Dividends are the bread and butter of every portfolio. Many studies have shown that over the long term, dividends power the bulk of any portfolio’s returns and without these payouts, investors could be sacrificing as much as 4% per annum in returns over the long-term.
In today’s low-interest-rate environment dividends are even more important as they can give a new lease of life to your savings. So, here are three of my favourite dividend stocks for 2017.
Slow and steady
Furniture and flooring group SCS (LSE: SCS) may not be the most exciting company around, but it is an income champion.
Indeed, for the year ending 31 July 2016, City analysts expect the company to pay a dividend to shareholders of 14.5p per share, which equates to a yield of 8.5% at current prices. The shares currently trade at a forward P/E of 7.9 and the payout is covered 1.5 times by earnings per share.
Unfortunately, analysts aren’t expecting any fireworks from the group this year. Earnings per share growth of zero is pencilled-in for the year ending 31 July. Still, SCS’s low valuation and 8.5% dividend yield appear to make up for the lack of growth.

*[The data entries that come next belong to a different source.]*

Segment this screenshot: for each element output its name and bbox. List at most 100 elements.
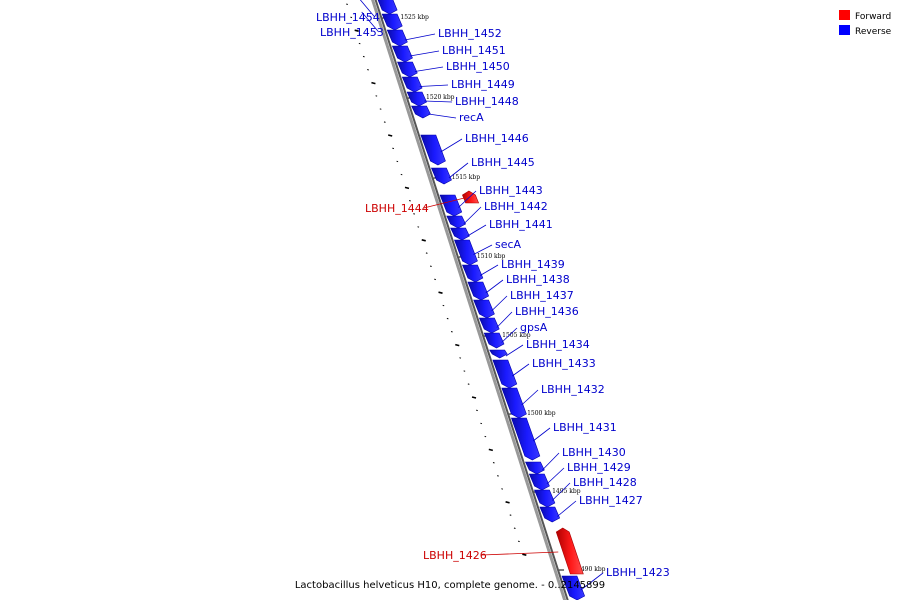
gene-label[interactable]: LBHH_1432 bbox=[541, 383, 605, 396]
gene-reverse[interactable] bbox=[430, 167, 452, 185]
label-leader-line bbox=[409, 50, 440, 57]
gene-reverse[interactable] bbox=[411, 105, 431, 119]
label-leader-line bbox=[414, 66, 444, 72]
gene-reverse[interactable] bbox=[528, 473, 550, 491]
legend-forward-swatch bbox=[839, 10, 850, 20]
label-leader-line bbox=[404, 33, 436, 41]
tick-mark bbox=[367, 69, 369, 71]
gene-label[interactable]: LBHH_1449 bbox=[451, 78, 515, 91]
gene-reverse[interactable] bbox=[461, 264, 484, 283]
gene-label[interactable]: LBHH_1454 bbox=[316, 11, 380, 24]
gene-reverse[interactable] bbox=[381, 13, 403, 31]
tick-mark bbox=[513, 527, 516, 529]
gene-label[interactable]: LBHH_1429 bbox=[567, 461, 631, 474]
gene-label[interactable]: LBHH_1426 bbox=[423, 549, 487, 562]
gene-reverse[interactable] bbox=[376, 0, 398, 15]
gene-reverse[interactable] bbox=[446, 215, 466, 229]
gene-label[interactable]: LBHH_1439 bbox=[501, 258, 565, 271]
legend: Forward Reverse bbox=[839, 10, 892, 37]
gene-label[interactable]: LBHH_1436 bbox=[515, 305, 579, 318]
gene-reverse[interactable] bbox=[473, 299, 495, 319]
gene-label[interactable]: LBHH_1452 bbox=[438, 27, 502, 40]
gene-label[interactable]: LBHH_1423 bbox=[606, 566, 670, 579]
tick-mark bbox=[388, 134, 393, 137]
tick-mark bbox=[409, 200, 411, 202]
gene-reverse[interactable] bbox=[420, 134, 446, 166]
label-leaders bbox=[359, 0, 604, 591]
legend-reverse-label: Reverse bbox=[855, 27, 892, 37]
tick-mark bbox=[497, 475, 499, 477]
gene-label[interactable]: recA bbox=[459, 111, 484, 124]
gene-reverse[interactable] bbox=[489, 349, 508, 359]
gene-label[interactable]: LBHH_1444 bbox=[365, 202, 429, 215]
gene-label[interactable]: LBHH_1431 bbox=[553, 421, 617, 434]
gene-label[interactable]: LBHH_1453 bbox=[320, 26, 384, 39]
label-leader-line bbox=[448, 162, 469, 179]
gene-forward[interactable] bbox=[555, 527, 584, 575]
gene-label[interactable]: LBHH_1430 bbox=[562, 446, 626, 459]
label-leader-line bbox=[479, 264, 499, 276]
gene-reverse[interactable] bbox=[492, 359, 518, 389]
gene-label[interactable]: LBHH_1451 bbox=[442, 44, 506, 57]
tick-mark bbox=[467, 383, 470, 385]
tick-mark bbox=[501, 488, 504, 490]
label-leader-line bbox=[580, 572, 604, 591]
gene-label[interactable]: LBHH_1427 bbox=[579, 494, 643, 507]
label-leader-line bbox=[501, 327, 518, 343]
gene-label[interactable]: LBHH_1445 bbox=[471, 156, 535, 169]
gene-label[interactable]: secA bbox=[495, 238, 522, 251]
gene-reverse[interactable] bbox=[478, 317, 500, 334]
gene-reverse[interactable] bbox=[386, 29, 408, 47]
gene-label[interactable]: LBHH_1448 bbox=[455, 95, 519, 108]
label-leader-line bbox=[428, 113, 457, 119]
gene-label[interactable]: LBHH_1450 bbox=[446, 60, 510, 73]
gene-label[interactable]: LBHH_1437 bbox=[510, 289, 574, 302]
gene-label[interactable]: LBHH_1443 bbox=[479, 184, 543, 197]
gene-label[interactable]: LBHH_1438 bbox=[506, 273, 570, 286]
gene-reverse[interactable] bbox=[467, 281, 490, 301]
genome-backbone bbox=[371, 0, 569, 600]
gene-label[interactable]: LBHH_1434 bbox=[526, 338, 590, 351]
gene-reverse[interactable] bbox=[539, 506, 561, 523]
label-leader-line bbox=[481, 551, 559, 556]
gene-label[interactable]: LBHH_1446 bbox=[465, 132, 529, 145]
tick-mark bbox=[446, 317, 449, 320]
tick-mark bbox=[492, 462, 495, 464]
gene-features bbox=[376, 0, 586, 600]
label-leader-line bbox=[440, 138, 463, 153]
label-leader-line bbox=[491, 295, 508, 312]
gene-reverse[interactable] bbox=[450, 227, 470, 241]
gene-reverse[interactable] bbox=[533, 489, 556, 508]
gene-reverse[interactable] bbox=[454, 239, 478, 266]
label-leader-line bbox=[359, 0, 376, 18]
gene-label[interactable]: gpsA bbox=[520, 321, 548, 334]
gene-reverse[interactable] bbox=[397, 61, 418, 78]
gene-reverse[interactable] bbox=[406, 91, 427, 107]
gene-reverse[interactable] bbox=[391, 45, 413, 63]
label-leader-line bbox=[458, 190, 477, 208]
label-leader-line bbox=[463, 206, 482, 225]
tick-mark bbox=[434, 278, 436, 281]
label-leader-line bbox=[361, 11, 380, 33]
label-leader-line bbox=[424, 100, 453, 103]
gene-label[interactable]: LBHH_1442 bbox=[484, 200, 548, 213]
tick-mark bbox=[480, 422, 483, 425]
gene-reverse[interactable] bbox=[401, 76, 423, 93]
gene-reverse[interactable] bbox=[510, 417, 541, 461]
tick-mark bbox=[404, 186, 410, 190]
tick-mark bbox=[463, 370, 466, 372]
label-leader-line bbox=[423, 197, 465, 209]
gene-reverse[interactable] bbox=[483, 332, 505, 349]
tick-mark bbox=[484, 435, 487, 438]
gene-label[interactable]: LBHH_1441 bbox=[489, 218, 553, 231]
tick-mark bbox=[517, 540, 520, 543]
legend-reverse-swatch bbox=[839, 25, 850, 35]
scale-tick-label: 1495 kbp bbox=[552, 488, 581, 495]
gene-reverse[interactable] bbox=[501, 387, 527, 419]
label-leader-line bbox=[473, 244, 493, 255]
gene-label[interactable]: LBHH_1433 bbox=[532, 357, 596, 370]
gene-label[interactable]: LBHH_1428 bbox=[573, 476, 637, 489]
gene-reverse[interactable] bbox=[561, 575, 586, 600]
tick-mark bbox=[392, 147, 395, 150]
gene-reverse[interactable] bbox=[525, 461, 545, 475]
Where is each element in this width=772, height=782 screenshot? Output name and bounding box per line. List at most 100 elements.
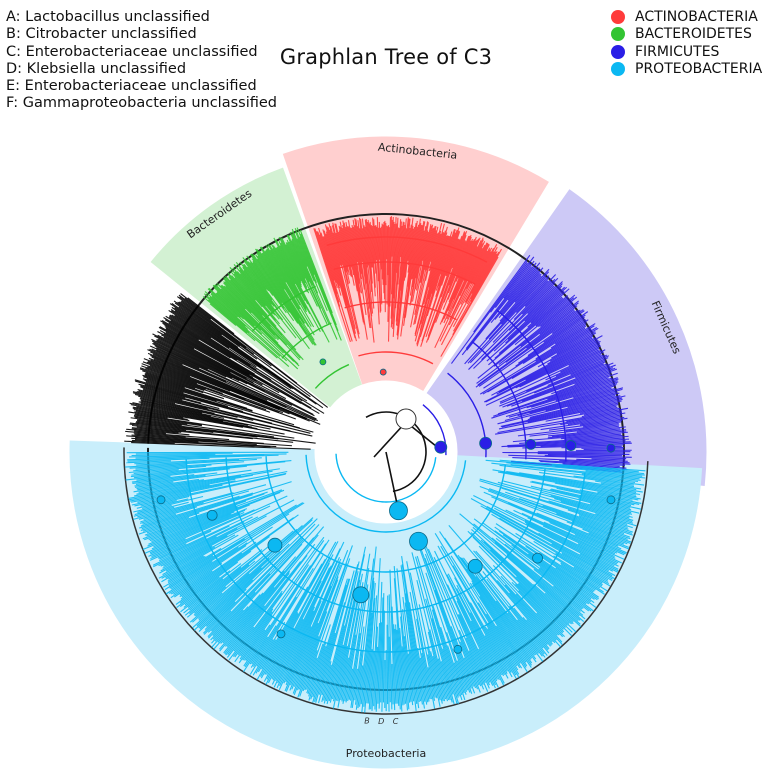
proteobacteria-leaf (486, 505, 616, 577)
proteobacteria-leaf (318, 602, 346, 695)
firmicutes-leaf (461, 266, 533, 356)
bacteroidetes-leaf (227, 272, 297, 351)
bacteroidetes-leaf (276, 247, 306, 302)
proteobacteria-leaf (440, 545, 517, 676)
proteobacteria-leaf (351, 668, 359, 709)
proteobacteria-leaf (533, 568, 584, 609)
firmicutes-leaf (497, 392, 620, 425)
bacteroidetes-leaf (296, 227, 339, 332)
key-item-e: E: Enterobacteriaceae unclassified (6, 78, 257, 95)
proteobacteria-leaf (260, 541, 337, 677)
bacteroidetes-leaf (279, 245, 302, 288)
proteobacteria-leaf (466, 568, 533, 664)
unclassified-leaf (142, 389, 183, 401)
unclassified-leaf (125, 430, 230, 441)
bacteroidetes-leaf (269, 244, 307, 311)
proteobacteria-leaf (211, 543, 303, 644)
firmicutes-leaf (515, 277, 550, 313)
bacteroidetes-leaf (239, 269, 280, 320)
proteobacteria-leaf (222, 570, 285, 644)
proteobacteria-leaf (437, 545, 508, 672)
unclassified-leaf (156, 338, 248, 385)
actinobacteria-leaf (449, 242, 488, 320)
unclassified-leaf (143, 376, 253, 412)
bacteroidetes-leaf (288, 241, 328, 325)
bacteroidetes-leaf (291, 234, 319, 294)
unclassified-leaf (139, 367, 271, 413)
proteobacteria-leaf (144, 512, 241, 554)
firmicutes-leaf (559, 460, 631, 465)
proteobacteria-leaf (571, 520, 631, 544)
proteobacteria-leaf (595, 513, 637, 527)
proteobacteria-leaf (285, 600, 322, 683)
leaf-marker-d: D (378, 717, 384, 726)
proteobacteria-leaf (431, 618, 454, 695)
firmicutes-leaf (538, 297, 575, 328)
proteobacteria-leaf (203, 601, 236, 634)
bacteroidetes-leaf (291, 240, 330, 324)
proteobacteria-leaf (495, 600, 537, 656)
proteobacteria-leaf (179, 576, 220, 608)
proteobacteria-leaf (497, 481, 630, 519)
proteobacteria-leaf (579, 489, 633, 501)
proteobacteria-leaf (142, 513, 232, 550)
proteobacteria-leaf (409, 591, 430, 702)
actinobacteria-leaf (407, 228, 415, 273)
proteobacteria-leaf (478, 545, 565, 633)
proteobacteria-leaf (345, 553, 371, 703)
actinobacteria-leaf (374, 225, 378, 261)
firmicutes-leaf (568, 349, 602, 367)
proteobacteria-leaf (469, 612, 505, 677)
actinobacteria-leaf (445, 238, 459, 276)
proteobacteria-leaf (277, 541, 345, 684)
firmicutes-leaf (499, 363, 605, 407)
unclassified-leaf (137, 419, 182, 427)
proteobacteria-leaf (463, 657, 477, 689)
unclassified-leaf (184, 297, 329, 408)
proteobacteria-leaf (275, 565, 332, 682)
firmicutes-node (606, 443, 616, 453)
proteobacteria-leaf (391, 664, 394, 705)
legend-swatch (611, 44, 625, 59)
proteobacteria-leaf (430, 651, 443, 704)
proteobacteria-leaf (513, 509, 615, 558)
proteobacteria-leaf (485, 507, 613, 580)
bacteroidetes-leaf (265, 250, 312, 327)
actinobacteria-leaf (420, 224, 434, 283)
proteobacteria-leaf (150, 538, 186, 555)
actinobacteria-leaf (403, 228, 411, 281)
legend-item-bacteroidetes: BACTEROIDETES (611, 26, 762, 43)
unclassified-leaf (144, 379, 295, 426)
bacteroidetes-leaf (220, 285, 279, 344)
proteobacteria-branch-arc (305, 454, 467, 533)
bacteroidetes-leaf (236, 271, 267, 307)
unclassified-leaf (165, 315, 238, 361)
actinobacteria-leaf (453, 246, 478, 300)
bacteroidetes-leaf (224, 281, 280, 340)
firmicutes-leaf (556, 331, 596, 355)
proteobacteria-leaf (140, 490, 250, 523)
actinobacteria-leaf (427, 232, 448, 300)
proteobacteria-leaf (158, 546, 216, 579)
proteobacteria-node (606, 495, 616, 505)
proteobacteria-leaf (342, 607, 360, 704)
firmicutes-leaf (508, 387, 612, 418)
proteobacteria-leaf (214, 609, 244, 642)
proteobacteria-leaf (496, 580, 553, 645)
bacteroidetes-leaf (250, 253, 314, 345)
proteobacteria-leaf (401, 556, 426, 709)
proteobacteria-leaf (161, 534, 239, 579)
unclassified-leaf (129, 402, 224, 422)
proteobacteria-leaf (361, 581, 375, 713)
firmicutes-leaf (502, 267, 544, 315)
bacteroidetes-leaf (256, 248, 305, 324)
proteobacteria-leaf (374, 646, 379, 710)
bacteroidetes-leaf (225, 277, 272, 328)
actinobacteria-leaf (332, 222, 344, 266)
actinobacteria-leaf (352, 226, 367, 316)
proteobacteria-leaf (183, 566, 242, 614)
proteobacteria-leaf (184, 570, 231, 606)
firmicutes-leaf (530, 437, 624, 445)
firmicutes-leaf (493, 303, 573, 367)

Putting shareholders first
Shares in DX Group (LSE: DX) lost around 75% of their value last year when the company warned on profits and ever since the shares have struggled to return to their former glory. Nonetheless, even though DX’s earnings per share have fallen by 50% since 2015, the company’s dividend payout of 2.5p is still covered twice by earnings per share indicating that the payout is safe for the time being.
A dividend payout of 2.5p per share equates to a dividend yield of 13.9% at current prices. What’s more, just like SCS, shares in DX trade at a highly attractive valuation. City analysts are projecting group earnings per share of 4.8p for the year ending 30 June 2017, meaning that the shares currently trade at a forward P/E of 3.8.
Cloudy outlook
Legal services group NAHL (LSE: NAH) will be glad to have put 2016 behind it. Concerns about the company’s business model knocked 47% off the share price during 2016 as investors fled the stock. However, City analysts aren’t predicting doom for the firm any time soon.
For the year ending 31, December 2016 analysts are expecting the group to report earnings per share growth of 16% although these gains are expected to disappear next year. For the year ending 31, December 2017 earnings per share are projected to fall 21% back to the level reported for 2015. Analysts are also expecting management to reduce the company’s dividend payout in line with declining earnings. From a payout of 19.2p for 2016, analysts have pencilled-in a full-year dividend payout of 15.9p per share for NAHL during 2017, down 17.2% year-on-year but still equal to a dividend yield of 11.8%.
Further, NAHL’s shares currently trade at a forward P/E of only 5.7, which is cheap even considering the market’s concerns about the company’s outlook.